The doctor inserts a narrow tube (catheter) into a blood vessel in the leg. The tube is passed up to the main blood vessel (renal artery) that supplies blood to the kidney. The doctor injects a substance into the blood vessel to block the flow of blood into the kidney. The blockage prevents the tumor from getting oxygen and other substances it needs to grow.

People may want to ask the doctor these questions before having arterial embolization:

  • Why do I need this procedure?
  • Will I have to stay in the hospital? How long?
  • What are the risks and side effects?
  • Would a clinical trial be appropriate for me?

Radiation Therapy

WJMC Urology Specialists - Kidney CancerRadiation therapy (also called radiotherapy) is another type of local therapy. It uses high-energy rays to kill cancer cells. It affects cancer cells only in the treated area. A large machine directs radiation at the body. The patient has treatment at the hospital or clinic, 5 days a week for several weeks.

A small number of patients have radiation therapy before surgery to shrink the tumor. Some have it after surgery to kill cancer cells that may remain in the area. People who cannot have surgery may have radiation therapy to relieve pain and other problems caused by the cancer.

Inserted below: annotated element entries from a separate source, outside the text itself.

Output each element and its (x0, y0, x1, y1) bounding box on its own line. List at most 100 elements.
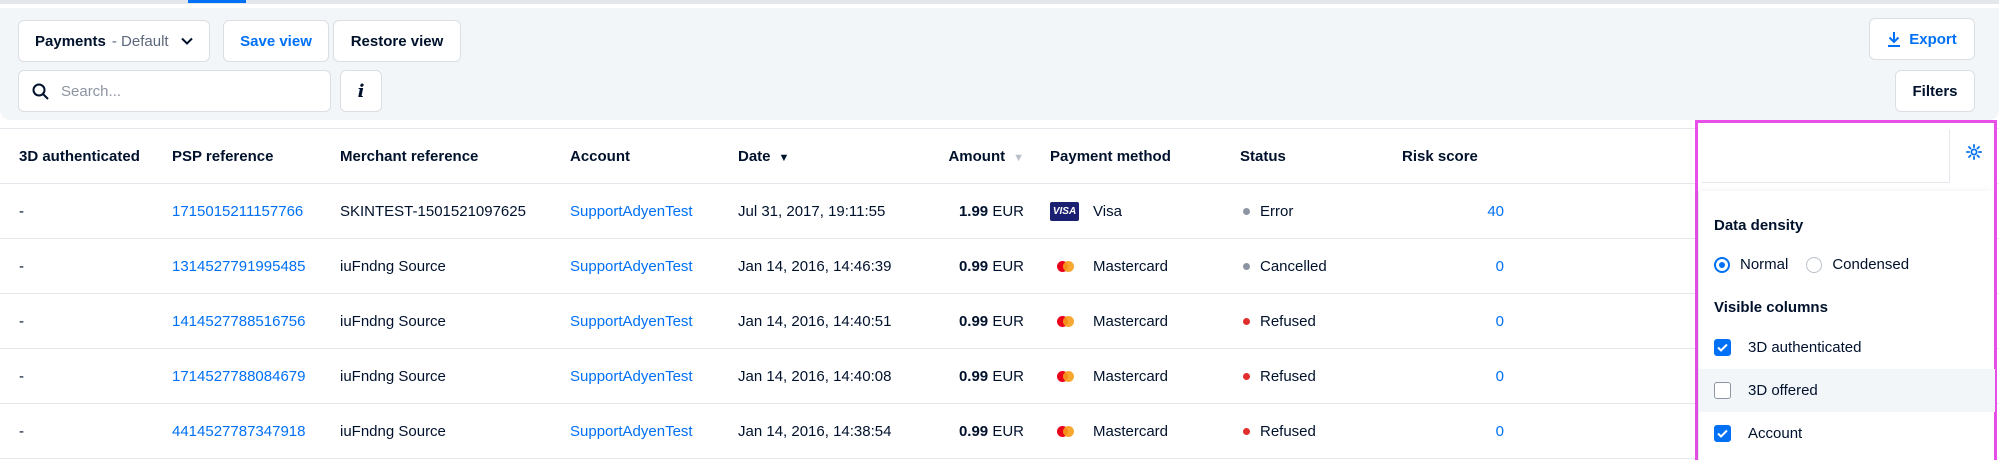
auth-cell: - (0, 348, 172, 404)
restore-view-button[interactable]: Restore view (333, 20, 461, 62)
account-link[interactable]: SupportAdyenTest (570, 293, 738, 349)
status-dot-icon (1243, 262, 1250, 270)
gear-icon[interactable] (1965, 143, 1983, 161)
column-header-3d-authenticated[interactable]: 3D authenticated (0, 128, 172, 184)
payment-method-cell: Mastercard (1050, 293, 1240, 349)
psp-reference-link[interactable]: 1414527788516756 (172, 293, 340, 349)
amount-cell: 0.99 EUR (926, 238, 1050, 294)
amount-cell: 0.99 EUR (926, 293, 1050, 349)
column-toggle-label: Account (1748, 425, 1803, 442)
psp-reference-link[interactable]: 1715015211157766 (172, 183, 340, 239)
merchant-reference-cell: iuFndng Source (340, 348, 570, 404)
column-settings-panel: Data density Normal Condensed Visible co… (1698, 191, 1995, 460)
active-tab-indicator (188, 0, 246, 3)
mastercard-icon (1050, 312, 1079, 331)
column-header-psp-reference[interactable]: PSP reference (172, 128, 340, 184)
risk-score-link[interactable]: 0 (1402, 293, 1534, 349)
psp-reference-link[interactable]: 4414527787347918 (172, 403, 340, 459)
sort-inactive-icon[interactable]: ▼ (1013, 152, 1024, 164)
view-suffix: - Default (111, 32, 169, 50)
column-toggle-label: 3D authenticated (1748, 339, 1862, 356)
date-cell: Jan 14, 2016, 14:40:08 (738, 348, 926, 404)
account-link[interactable]: SupportAdyenTest (570, 403, 738, 459)
date-header-label: Date (738, 147, 771, 165)
risk-score-link[interactable]: 0 (1402, 238, 1534, 294)
chevron-down-icon (180, 37, 193, 45)
psp-reference-link[interactable]: 1714527788084679 (172, 348, 340, 404)
amount-cell: 0.99 EUR (926, 348, 1050, 404)
status-cell: Cancelled (1240, 238, 1402, 294)
column-toggle-label: 3D offered (1748, 382, 1818, 399)
psp-reference-link[interactable]: 1314527791995485 (172, 238, 340, 294)
density-condensed-radio[interactable] (1806, 256, 1823, 273)
amount-value: 0.99 (958, 257, 989, 275)
date-cell: Jan 14, 2016, 14:38:54 (738, 403, 926, 459)
check-icon (1717, 429, 1728, 438)
amount-cell: 1.99 EUR (926, 183, 1050, 239)
toolbar: Payments - Default Save view Restore vie… (0, 8, 1999, 120)
view-selector[interactable]: Payments - Default (18, 20, 210, 62)
status-cell: Refused (1240, 403, 1402, 459)
density-condensed-label[interactable]: Condensed (1832, 256, 1909, 273)
status-cell: Error (1240, 183, 1402, 239)
column-settings-highlight: Data density Normal Condensed Visible co… (1695, 120, 1997, 460)
save-view-button[interactable]: Save view (223, 20, 329, 62)
column-settings-header-cell (1702, 129, 1950, 183)
account-link[interactable]: SupportAdyenTest (570, 348, 738, 404)
date-cell: Jan 14, 2016, 14:40:51 (738, 293, 926, 349)
column-toggle-3d-offered[interactable]: 3D offered (1699, 369, 1995, 412)
risk-score-link[interactable]: 40 (1402, 183, 1534, 239)
download-icon (1888, 32, 1901, 47)
checkbox-checked[interactable] (1714, 425, 1731, 442)
payment-method-cell: VISA Visa (1050, 183, 1240, 239)
column-header-date[interactable]: Date ▼ (738, 128, 926, 184)
mastercard-icon (1050, 367, 1079, 386)
amount-currency: EUR (992, 312, 1024, 330)
search-field[interactable] (18, 70, 331, 112)
checkbox-checked[interactable] (1714, 339, 1731, 356)
account-link[interactable]: SupportAdyenTest (570, 238, 738, 294)
merchant-reference-cell: iuFndng Source (340, 403, 570, 459)
filters-button[interactable]: Filters (1895, 70, 1975, 112)
mastercard-icon (1050, 257, 1079, 276)
auth-cell: - (0, 293, 172, 349)
column-header-merchant-reference[interactable]: Merchant reference (340, 128, 570, 184)
status-label: Refused (1260, 422, 1316, 440)
risk-score-link[interactable]: 0 (1402, 403, 1534, 459)
column-toggle-account[interactable]: Account (1699, 412, 1995, 455)
auth-cell: - (0, 403, 172, 459)
density-normal-radio[interactable] (1714, 256, 1730, 273)
status-dot-icon (1243, 372, 1250, 380)
amount-value: 0.99 (958, 312, 989, 330)
density-normal-label[interactable]: Normal (1740, 256, 1788, 273)
payment-method-label: Mastercard (1093, 312, 1169, 330)
date-cell: Jul 31, 2017, 19:11:55 (738, 183, 926, 239)
sort-descending-icon[interactable]: ▼ (779, 152, 790, 164)
status-label: Cancelled (1260, 257, 1327, 275)
column-toggle-3d-authenticated[interactable]: 3D authenticated (1699, 326, 1995, 369)
payment-method-label: Visa (1093, 202, 1122, 220)
account-link[interactable]: SupportAdyenTest (570, 183, 738, 239)
payment-method-label: Mastercard (1093, 257, 1169, 275)
status-cell: Refused (1240, 348, 1402, 404)
status-label: Error (1260, 202, 1294, 220)
export-button[interactable]: Export (1869, 18, 1975, 60)
export-label: Export (1909, 30, 1957, 48)
density-radio-group: Normal Condensed (1714, 256, 1927, 273)
search-input[interactable] (61, 82, 301, 100)
tabs-underline (0, 0, 1999, 4)
column-header-status[interactable]: Status (1240, 128, 1402, 184)
info-button[interactable]: i (340, 70, 382, 112)
payment-method-label: Mastercard (1093, 367, 1169, 385)
risk-score-link[interactable]: 0 (1402, 348, 1534, 404)
column-header-payment-method[interactable]: Payment method (1050, 128, 1240, 184)
column-header-risk-score[interactable]: Risk score (1402, 128, 1534, 184)
merchant-reference-cell: iuFndng Source (340, 293, 570, 349)
column-header-account[interactable]: Account (570, 128, 738, 184)
status-label: Refused (1260, 367, 1316, 385)
column-header-amount[interactable]: Amount ▼ (926, 128, 1050, 184)
amount-value: 0.99 (958, 367, 989, 385)
date-cell: Jan 14, 2016, 14:46:39 (738, 238, 926, 294)
checkbox-unchecked[interactable] (1714, 382, 1731, 399)
merchant-reference-cell: SKINTEST-1501521097625 (340, 183, 570, 239)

People may want to ask the doctor these questions before having radiation therapy:

  • Why do I need this treatment?
  • What are the risks and side effects of this treatment?
  • Are there any long-term effects?
  • When will the treatments begin? When will they end?
  • How will I feel during therapy?
  • What can I do to take care of myself during therapy?
  • Can I continue my normal activities?
  • How often will I need checkups?
  • Would a clinical trial be appropriate for me?

Biological Therapy

Biological therapy is a type of systemic therapy. It uses substances that travel through the bloodstream, reaching and affecting cells all over the body. Biological therapy uses the body's natural ability (immune system) to fight cancer.

For patients with metastatic kidney cancer, the doctor may suggest interferon alpha or interleukin-2 (also called IL-2 or aldesleukin). The body normally produces these substances in small amounts in response to infections and other diseases. For cancer treatment, they are made in the laboratory in large amounts.

Chemotherapy

Chemotherapy is also a type of systemic therapy. Anticancer drugs enter the bloodstream and travel throughout the body. Although useful for many other cancers, anticancer drugs have shown limited use against kidney cancer. However, many doctors are studying new drugs and new combinations that may prove more helpful. The section on "The Promise of Cancer Research" has more information about these studies.

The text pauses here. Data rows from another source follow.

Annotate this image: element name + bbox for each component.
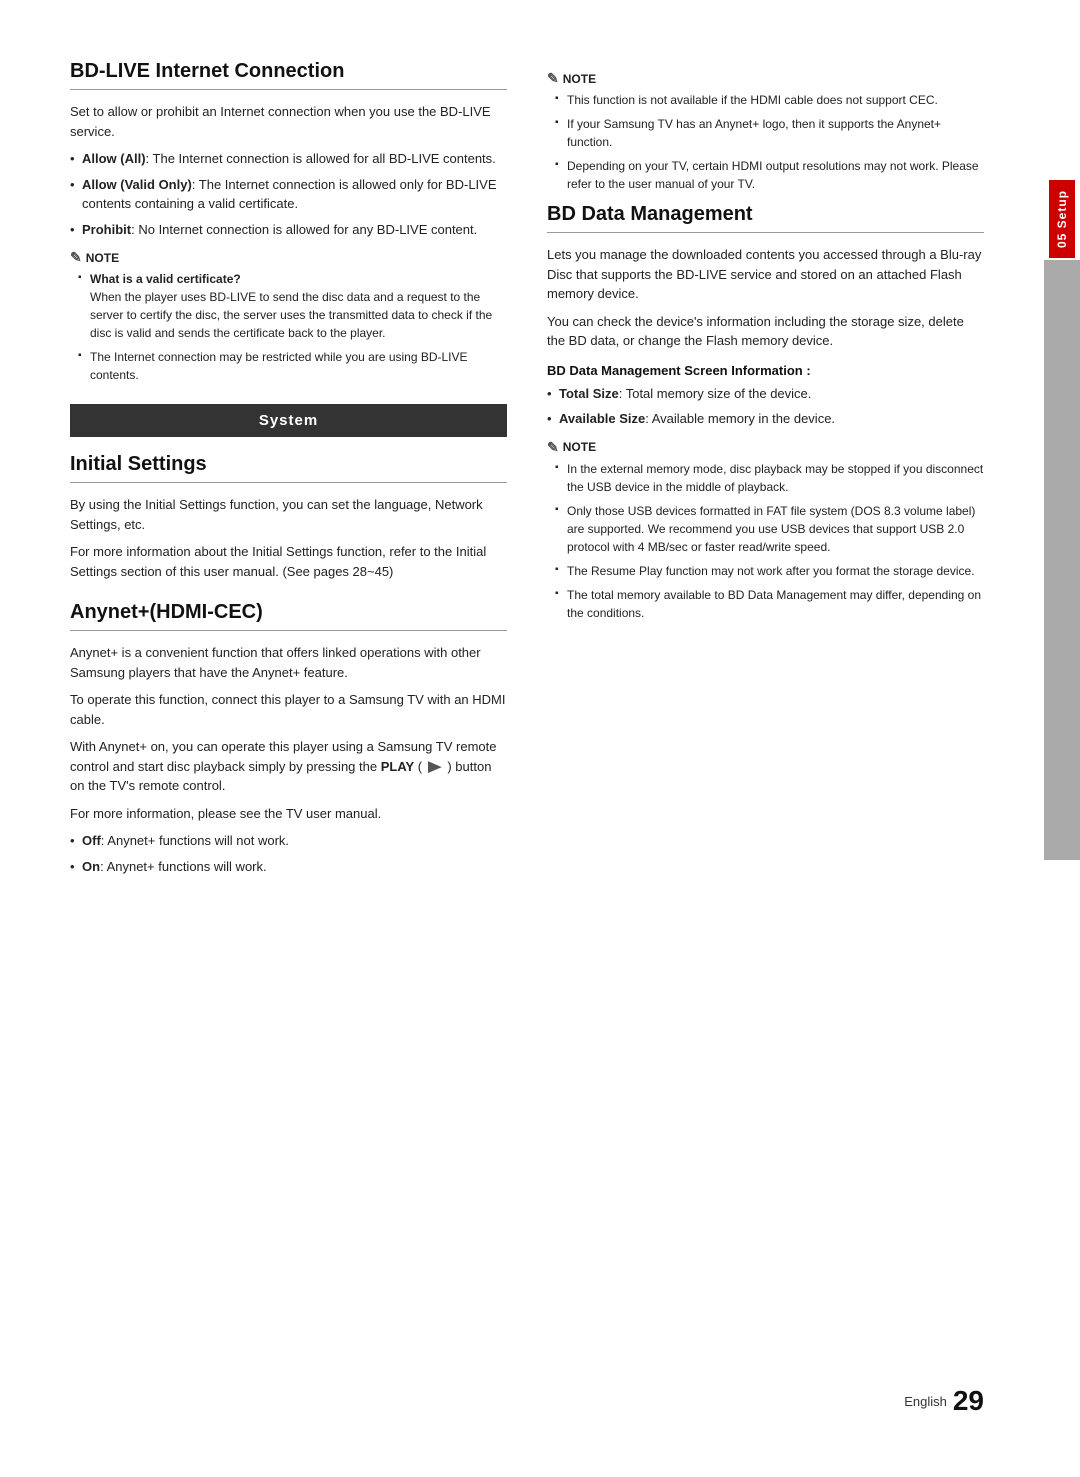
bd-live-bullet-1-text: : The Internet connection is allowed for…: [146, 151, 496, 166]
right-top-note-item-2: If your Samsung TV has an Anynet+ logo, …: [547, 115, 984, 151]
bd-live-note: ✎ NOTE What is a valid certificate? When…: [70, 249, 507, 384]
initial-settings-section: Initial Settings By using the Initial Se…: [70, 453, 507, 581]
bd-data-title: BD Data Management: [547, 203, 984, 233]
bd-live-note-cert-label: What is a valid certificate?: [90, 272, 241, 286]
note-pencil-icon: ✎: [70, 249, 82, 266]
right-top-note-item-1: This function is not available if the HD…: [547, 91, 984, 109]
anynet-off-text: : Anynet+ functions will not work.: [101, 833, 289, 848]
bd-live-note-label: NOTE: [86, 251, 119, 265]
anynet-para-3: With Anynet+ on, you can operate this pl…: [70, 737, 507, 796]
anynet-off-label: Off: [82, 833, 101, 848]
right-top-note: ✎ NOTE This function is not available if…: [547, 70, 984, 193]
bd-live-bullet-2-label: Allow (Valid Only): [82, 177, 192, 192]
play-icon: [428, 761, 442, 773]
side-tab-gray: [1044, 260, 1080, 860]
bd-data-para-1: Lets you manage the downloaded contents …: [547, 245, 984, 304]
anynet-section: Anynet+(HDMI-CEC) Anynet+ is a convenien…: [70, 601, 507, 876]
bd-data-note-header: ✎ NOTE: [547, 439, 984, 456]
left-column: BD-LIVE Internet Connection Set to allow…: [70, 60, 507, 1355]
bd-data-note-item-4: The total memory available to BD Data Ma…: [547, 586, 984, 622]
right-top-note-label: NOTE: [563, 72, 596, 86]
right-column: ✎ NOTE This function is not available if…: [547, 60, 984, 1355]
bd-live-title: BD-LIVE Internet Connection: [70, 60, 507, 90]
anynet-title: Anynet+(HDMI-CEC): [70, 601, 507, 631]
language-label: English: [904, 1394, 947, 1409]
page-number: 29: [953, 1385, 984, 1417]
anynet-bullet-on: On: Anynet+ functions will work.: [70, 857, 507, 877]
bd-data-note-pencil-icon: ✎: [547, 439, 559, 456]
right-note-pencil-icon: ✎: [547, 70, 559, 87]
right-top-note-item-3: Depending on your TV, certain HDMI outpu…: [547, 157, 984, 193]
initial-settings-title: Initial Settings: [70, 453, 507, 483]
anynet-para-2: To operate this function, connect this p…: [70, 690, 507, 729]
bd-live-bullet-1-label: Allow (All): [82, 151, 146, 166]
bd-live-bullet-3: Prohibit: No Internet connection is allo…: [70, 220, 507, 240]
bd-data-avail-size: Available Size: Available memory in the …: [547, 409, 984, 429]
bd-data-note-item-3: The Resume Play function may not work af…: [547, 562, 984, 580]
page-container: 05 Setup BD-LIVE Internet Connection Set…: [0, 0, 1080, 1477]
bd-data-avail-label: Available Size: [559, 411, 645, 426]
bd-data-note-item-1: In the external memory mode, disc playba…: [547, 460, 984, 496]
bd-live-bullet-2: Allow (Valid Only): The Internet connect…: [70, 175, 507, 214]
initial-settings-para-1: By using the Initial Settings function, …: [70, 495, 507, 534]
bd-live-section: BD-LIVE Internet Connection Set to allow…: [70, 60, 507, 384]
bd-live-note-item-1: What is a valid certificate? When the pl…: [70, 270, 507, 342]
bd-live-bullet-1: Allow (All): The Internet connection is …: [70, 149, 507, 169]
bd-live-intro: Set to allow or prohibit an Internet con…: [70, 102, 507, 141]
initial-settings-para-2: For more information about the Initial S…: [70, 542, 507, 581]
bd-data-note-item-2: Only those USB devices formatted in FAT …: [547, 502, 984, 556]
bd-data-section: BD Data Management Lets you manage the d…: [547, 203, 984, 622]
chapter-label: 05 Setup: [1049, 180, 1075, 258]
anynet-bullet-off: Off: Anynet+ functions will not work.: [70, 831, 507, 851]
bd-data-para-2: You can check the device's information i…: [547, 312, 984, 351]
anynet-para-4: For more information, please see the TV …: [70, 804, 507, 824]
bd-data-note-label: NOTE: [563, 440, 596, 454]
bd-live-bullet-3-label: Prohibit: [82, 222, 131, 237]
bd-data-total-size: Total Size: Total memory size of the dev…: [547, 384, 984, 404]
anynet-on-text: : Anynet+ functions will work.: [100, 859, 267, 874]
bd-data-avail-text: : Available memory in the device.: [645, 411, 835, 426]
bd-live-note-cert-text: When the player uses BD-LIVE to send the…: [90, 290, 492, 340]
side-tab: 05 Setup: [1044, 180, 1080, 860]
main-content: BD-LIVE Internet Connection Set to allow…: [0, 0, 1044, 1477]
bd-data-note: ✎ NOTE In the external memory mode, disc…: [547, 439, 984, 622]
anynet-on-label: On: [82, 859, 100, 874]
system-banner: System: [70, 404, 507, 437]
bd-data-screen-info-header: BD Data Management Screen Information :: [547, 363, 984, 378]
two-column-layout: BD-LIVE Internet Connection Set to allow…: [70, 60, 984, 1355]
bd-live-note-item-2: The Internet connection may be restricte…: [70, 348, 507, 384]
bd-data-total-label: Total Size: [559, 386, 619, 401]
bd-data-total-text: : Total memory size of the device.: [619, 386, 812, 401]
page-footer: English 29: [70, 1355, 984, 1417]
right-top-note-header: ✎ NOTE: [547, 70, 984, 87]
bd-live-bullet-3-text: : No Internet connection is allowed for …: [131, 222, 477, 237]
bd-live-note-header: ✎ NOTE: [70, 249, 507, 266]
anynet-para-1: Anynet+ is a convenient function that of…: [70, 643, 507, 682]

People may want to ask the doctor these questions before having biological therapy or chemotherapy:

  • Why do I need this treatment?
  • What are the risks and side effects of this treatment? What can I do about them?
  • How does it work?
  • When will the treatment begin? When will it end?
  • What are the expected benefits of the treatment?
  • Will I need to stay in the hospital? How long?
  • Can I continue my normal activities?
  • Would a clinical trial be appropriate for me?

Follow-up Care

WJMC Urology Specialists - Kidney CancerFollow-up care after treatment for kidney cancer is important. Even when the cancer seems to have been completely removed or destroyed, the disease sometimes returns because cancer cells can remain in the body after treatment. The doctor monitors the recovery of the person treated for kidney cancer and checks for recurrence of cancer. Checkups help ensure that any changes in health are noted. The patient may have lab tests, chest x-rays, CT scans, or other tests.